The outer tube (11) is one in which both ends of a metallic cylindrical member are closed by a metallic plate member, and a space (S) is formed inside thereof. The outer pipe (11) has a sealed structure capable of enclosing a predetermined amount of carbon dioxide (CO ₂ ) as the heat medium (13) in the space (S). Further, the heat transfer pipe (12) through which the refrigerant flows is housed in the space (S) of the outer pipe (11). The heat transfer pipe (12) passes through a plate member constituting one end face (the end face on the ground surface side) of the outer pipe (11) and is connected to the refrigerant pipe of the refrigerant circuit (2). Here, the outer pipe (11) is embedded vertically in the ground so that the cylinder axis direction is substantially vertical. Although it is ideal to embed the outer pipe (11) substantially vertically in the ground, a certain degree of inclination is allowed.

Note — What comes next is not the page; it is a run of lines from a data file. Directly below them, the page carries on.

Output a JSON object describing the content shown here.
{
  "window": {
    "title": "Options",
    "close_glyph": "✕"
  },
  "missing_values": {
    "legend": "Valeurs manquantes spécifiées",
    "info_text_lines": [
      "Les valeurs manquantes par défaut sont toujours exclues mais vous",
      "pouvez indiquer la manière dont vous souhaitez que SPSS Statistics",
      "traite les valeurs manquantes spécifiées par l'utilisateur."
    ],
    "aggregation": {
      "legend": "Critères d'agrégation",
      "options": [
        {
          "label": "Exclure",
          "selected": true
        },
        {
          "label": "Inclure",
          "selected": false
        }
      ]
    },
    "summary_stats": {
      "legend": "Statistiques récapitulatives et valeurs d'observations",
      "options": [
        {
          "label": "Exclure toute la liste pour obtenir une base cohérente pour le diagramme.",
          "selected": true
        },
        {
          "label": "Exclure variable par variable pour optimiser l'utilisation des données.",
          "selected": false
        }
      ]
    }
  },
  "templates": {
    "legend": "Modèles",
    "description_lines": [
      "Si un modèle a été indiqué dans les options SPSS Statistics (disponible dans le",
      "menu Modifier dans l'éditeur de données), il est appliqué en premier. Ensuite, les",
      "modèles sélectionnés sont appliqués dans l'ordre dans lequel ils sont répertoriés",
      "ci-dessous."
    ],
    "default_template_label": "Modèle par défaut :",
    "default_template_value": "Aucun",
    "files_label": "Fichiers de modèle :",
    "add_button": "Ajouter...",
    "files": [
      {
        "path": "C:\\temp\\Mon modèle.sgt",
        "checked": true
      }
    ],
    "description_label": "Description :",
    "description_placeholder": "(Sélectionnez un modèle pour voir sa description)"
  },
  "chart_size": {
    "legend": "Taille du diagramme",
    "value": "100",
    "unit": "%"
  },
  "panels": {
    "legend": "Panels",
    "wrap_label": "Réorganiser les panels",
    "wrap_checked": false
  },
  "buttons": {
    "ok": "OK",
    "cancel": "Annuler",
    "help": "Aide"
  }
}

  The heat transfer tube (12) is made of copper and is made of a tubular member through which the refrigerant flows so as to constitute a part of the flow path of the refrigerant circuit (2). In this embodiment, the heat transfer tube (12) is formed so as to extend from the top of the outer tube (11) to the bottom, bend at the bottom, and return to the top. 11) is accommodated in the outer pipe (11) so as to penetrate the plate member constituting one end face and project outside. Specifically, the heat transfer tube (12) includes a first connection part (12a) connected to the expansion valve (6) on one end side, and a main body connected to the other end side of the first connection part (12a). And a second connection portion (12b) connected to the main body portion (12c) on one end side and connected to the third port (P3) of the four-way switching valve (4) on the other end side. ing. These connecting portions (12a, 12b) are provided so as to penetrate through a plate member constituting one end surface (end surface on the ground surface side) of the outer pipe (11), while the main body portion (12c) These are arranged along the inner surface of the outer tube (11).

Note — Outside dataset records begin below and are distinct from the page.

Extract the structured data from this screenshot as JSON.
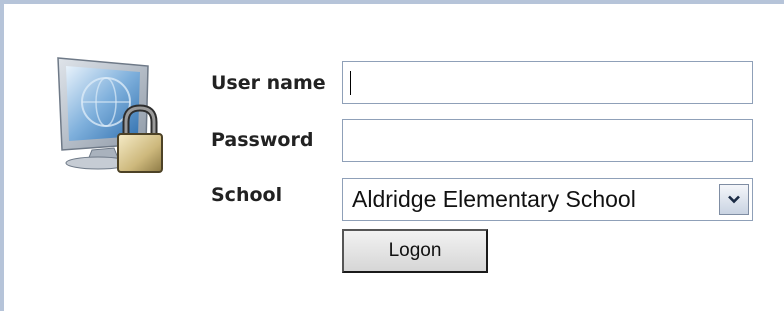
{
  "form": {
    "username_label": "User name",
    "username_value": "",
    "password_label": "Password",
    "password_value": "",
    "school_label": "School",
    "school_selected": "Aldridge Elementary School",
    "logon_label": "Logon"
  },
  "icons": {
    "computer": "computer-lock-icon",
    "dropdown": "chevron-down-icon"
  },
  "colors": {
    "frame_border": "#b6c4d9",
    "input_border": "#8fa0b8"
  }
}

  The main body (12c) includes a linear first main body (12d) connected to the other end of the first connecting portion (12a) and extending to the bottom of the outer tube (11), and the first main body It comprises a spiral second main body portion (12e) connected to the portion (12d) and extending to the top of the outer tube (11). Thus, by forming the second main body portion (12e) in a spiral shape, the carbon dioxide (13) in which the refrigerant flowing in the second main body portion (12e) is sealed in the outer pipe (11). The surface area of the portion that exchanges heat with can be increased, and heat exchange can be performed efficiently between the refrigerant and carbon dioxide (13).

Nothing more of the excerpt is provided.